Having such a strenuous day at school that she dragged us both for a beer at two o'clock in the afternoon, so that I later went weaving slightly down to the internet cafe convinced that the entire community was about to strike me down in flames.

I can't count the number of occasions when she's stopped me from strolling absently out into the road and getting mown down by a speeding vehicles, or behaving like a total moron in front of the locals; "What...? What...? Are you kicking me for a reason?" She's taught me how to use my emotional backbone, and that you can get away with being blunt; another line I've grown used to hearing in my daily routine is "all right stop it now you tit, you're really annoying me,"- something I would never have dared say to a friend before in my life. She imparted so many important life skills to me; I never knew before that the way to get to sleep when pissed out of your skull was to lie on your side, close one eye and concentrate. No, really concentrate. If you don't concentrate it won't work. (After delivering that particular nugget of information she went on to fall headfirst into a street gutter).
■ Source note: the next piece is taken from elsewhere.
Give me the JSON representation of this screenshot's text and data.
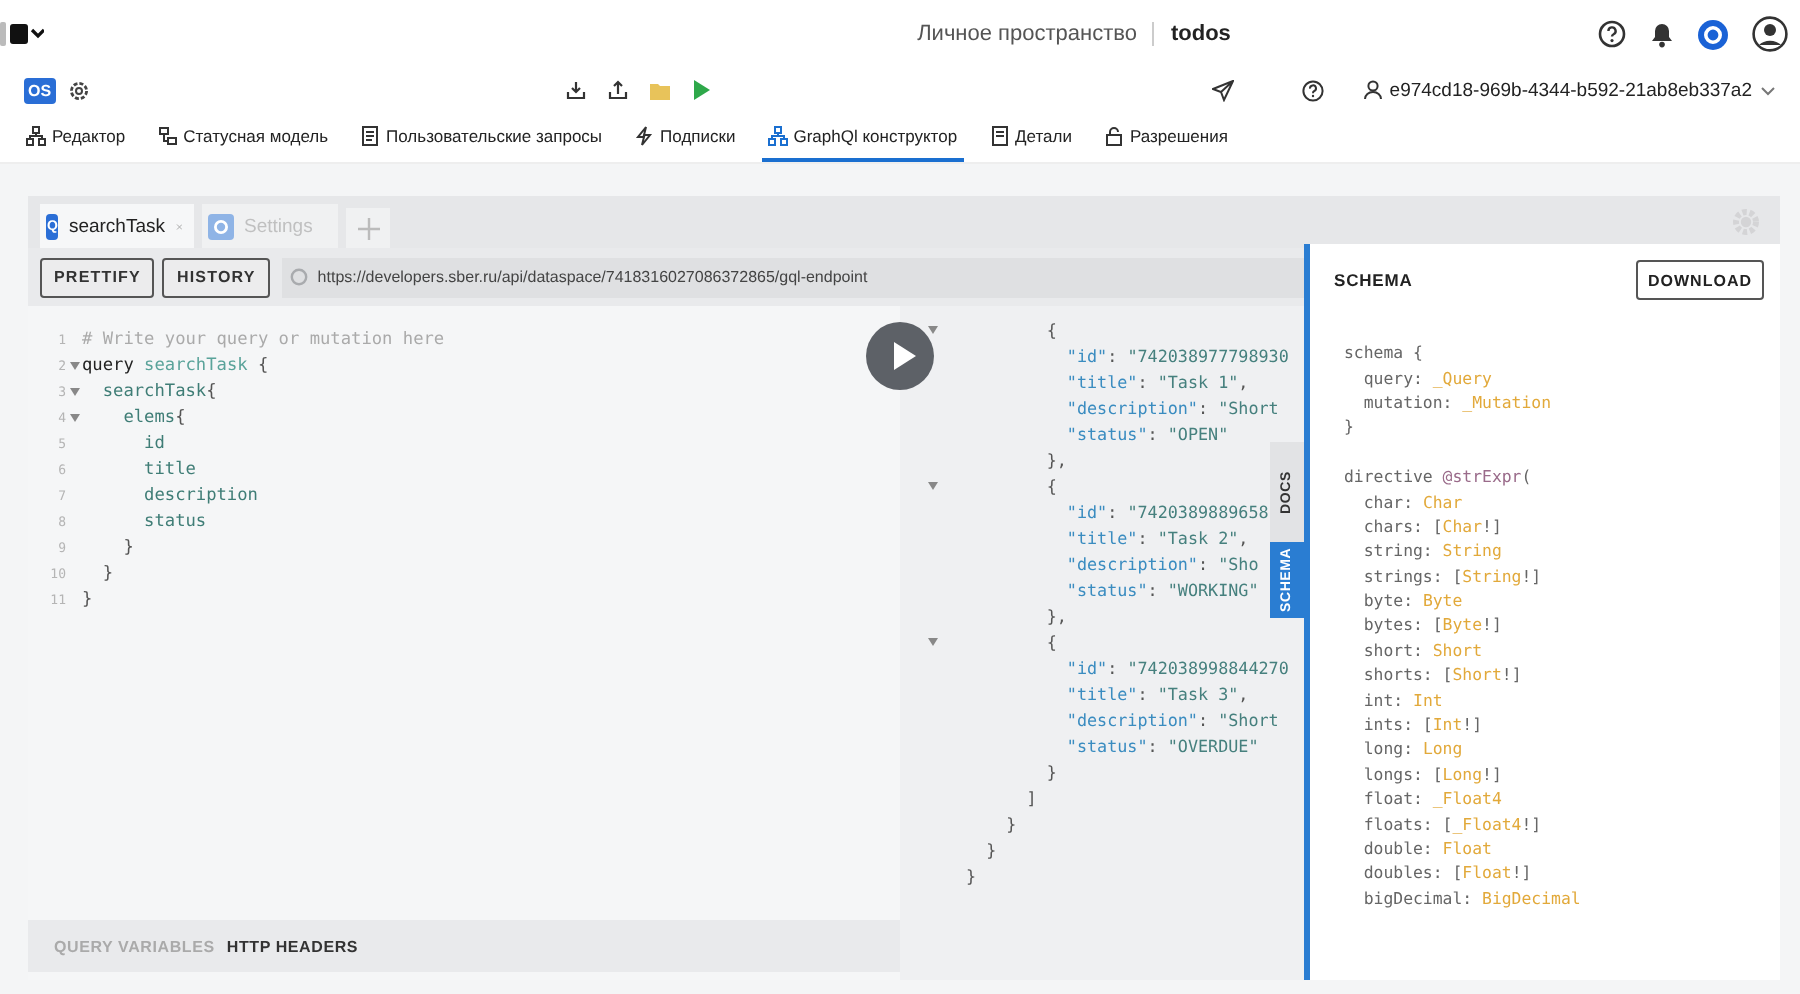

So, when does it really sink in for me that she's going? Not when she takes all her photos down off the wall and packs up her suitcase. Not when the school holds her leaving ceremony, and the children all line up and very solemnly present her with gifts, (six bars of soap and a toilet roll). It's when I come back from my first day alone at school to an empty and suddenly very silent bedroom that I realise quite how much I'm going to miss having her around.

Life works in funny ways sometimes, and she was the last person I would ever have expected to live with, but winding up in the backarse of Ghana with My Roomie has probably been one of the best things that has ever happened to me. I'm certain at least, that the memories of it will stay with me for a very long time.